Of all Slavic languages Russian is the most important and most widely spoken.
Written Russian is constructed using the ancient Cyrillic alphabet, which has strong links with the Greek alphabet.
As well as having to contend with incredibly long words and often unusual sentence structure learners of Russian have to tackle three genders, feminine, masculine and neutral. However, as the Russian alphabet shares some similarities of pronunciation and construction with English it’s generally considered of medium difficulty to learn.
Learning to Speak Russian
If you plan on living and working in Russia then learning the language will hugely improve your career prospects and allow you to get much more out of the country socially. A willingness to at least try learning the language of your host nation will also make a big difference to how Russian nationals perceive you.
How rapidly you are able to learn Russian depends on how much commitment you give the endeavour. If you want to speak fluently it will require constant practice and complete emersion in the language.
Mingling with locals, participating in a language exchange, watching Russian television and practising with friends are all brilliant ways of using your spare time to absorb and learn. It’s also a good idea to speak your native language as little as possible, the more you have to rely on Russian to communicate the more quickly you will learn to speak it properly!

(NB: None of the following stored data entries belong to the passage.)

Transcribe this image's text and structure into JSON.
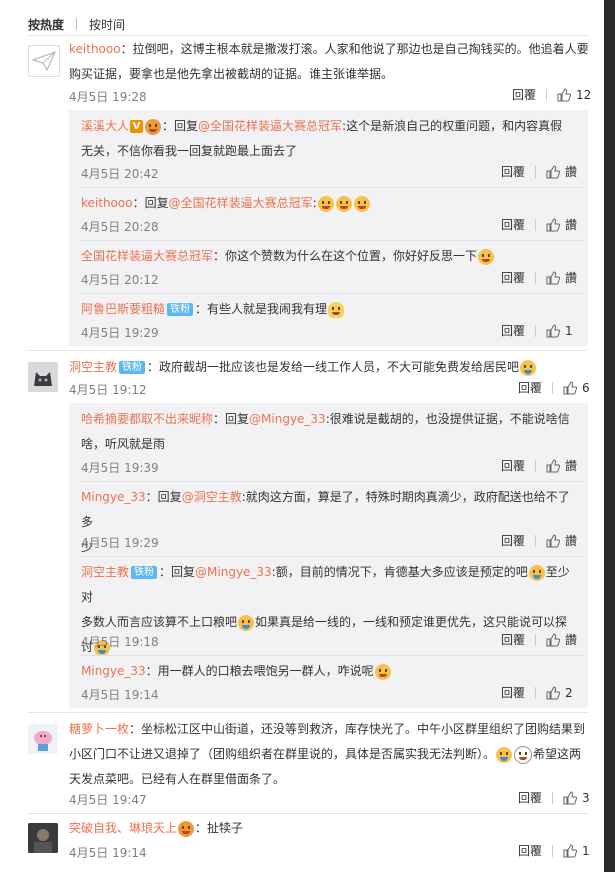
{
  "sort": {
    "hot": "按热度",
    "time": "按时间"
  },
  "labels": {
    "reply": "回覆",
    "like_zan": "讚"
  },
  "comments": [
    {
      "user": "keithooo",
      "text1": "：拉倒吧，这博主根本就是撒泼打滚。人家和他说了那边也是自己掏钱买的。他追着人要",
      "text2": "购买证据，要拿也是他先拿出被截胡的证据。谁主张谁举据。",
      "time": "4月5日 19:28",
      "likes": "12",
      "replies": [
        {
          "user": "溪溪大人",
          "reply_to": "@全国花样装逼大赛总冠军",
          "text1": ":这个是新浪自己的权重问题，和内容真假",
          "text2": "无关，不信你看我一回复就跑最上面去了",
          "time": "4月5日 20:42",
          "likes": "讚"
        },
        {
          "user": "keithooo",
          "reply_to": "@全国花样装逼大赛总冠军",
          "text1": ":",
          "time": "4月5日 20:28",
          "likes": "讚"
        },
        {
          "user": "全国花样装逼大赛总冠军",
          "text1": "：你这个赞数为什么在这个位置，你好好反思一下",
          "time": "4月5日 20:12",
          "likes": "讚"
        },
        {
          "user": "阿鲁巴斯要粗糙",
          "badge": "铁粉",
          "text1": "：有些人就是我闹我有理",
          "time": "4月5日 19:29",
          "likes": "1"
        }
      ]
    },
    {
      "user": "洞空主教",
      "badge": "铁粉",
      "text1": "：政府截胡一批应该也是发给一线工作人员，不大可能免费发给居民吧",
      "time": "4月5日 19:12",
      "likes": "6",
      "replies": [
        {
          "user": "哈希摘要都取不出来昵称",
          "reply_to": "@Mingye_33",
          "text1": ":很难说是截胡的，也没提供证据，不能说啥信",
          "text2": "啥，听风就是雨",
          "time": "4月5日 19:39",
          "likes": "讚"
        },
        {
          "user": "Mingye_33",
          "reply_to": "@洞空主教",
          "text1": ":就肉这方面，算是了，特殊时期肉真滴少，政府配送也给不了多",
          "text2": "少",
          "time": "4月5日 19:29",
          "likes": "讚"
        },
        {
          "user": "洞空主教",
          "badge": "铁粉",
          "reply_to": "@Mingye_33",
          "text1": ":额，目前的情况下，肯德基大多应该是预定的吧",
          "text1b": "至少对",
          "text2": "多数人而言应该算不上口粮吧",
          "text2b": "如果真是给一线的，一线和预定谁更优先，这只能说可以探",
          "text3": "讨",
          "time": "4月5日 19:18",
          "likes": "讚"
        },
        {
          "user": "Mingye_33",
          "text1": "：用一群人的口粮去喂饱另一群人，咋说呢",
          "time": "4月5日 19:14",
          "likes": "2"
        }
      ]
    },
    {
      "user": "糖萝卜一枚",
      "text1": "：坐标松江区中山街道，还没等到救济，库存快光了。中午小区群里组织了团购结果到",
      "text2": "小区门口不让进又退掉了（团购组织者在群里说的，具体是否属实我无法判断）。",
      "text2b": "希望这两",
      "text3": "天发点菜吧。已经有人在群里借面条了。",
      "time": "4月5日 19:47",
      "likes": "3"
    },
    {
      "user": "突破自我、琳琅天上",
      "text1": "：扯犊子",
      "time": "4月5日 19:14",
      "likes": "1"
    }
  ],
  "colors": {
    "name": "#eb7350",
    "meta": "#808080",
    "sub_bg": "#f2f2f5",
    "badge": "#5cb8f0"
  }
}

Constant practise is fantastic but some people find they can only learn with formal instruction. Many Russian universities and private language schools offer lessons, but cost and time commitment can vary significantly so doing a bit of research can really pay off. Private one-on-one classes are often the best way to learn quickly, but these are usually quite pricey. In the end it’s entirely a matter of preference whether you decide to learn at a steady pace over a long period of time or engage in intensive classes.
There are several language certificates foreign nationals can take to prove their proficiency in Russian. Some corporations/educational institutions will reject foreign applicants who don’t hold one of these certificates.
TRFL-TBU: Basic level test and certificate. An officially recognised TRFL-TUB certificate is issued after the successful completion of a basic level course and test.
TRFL-TRKI 1: The First Certification level indicates an intermediate skill level in communication in Russian.
TRFL-TRKI 2: The Second Certification level indicates an impressive grasp of Russian in a host of subject areas and social/business situations.
TRFL-TRKI 3: The Third Certification level implies that the certificate holder can communicate in Russian to an advanced level.
TRFL-TRKI 4: Those who successfully complete the Forth Certification level are considered to be almost as competent in communicating in Russian as a native speaker.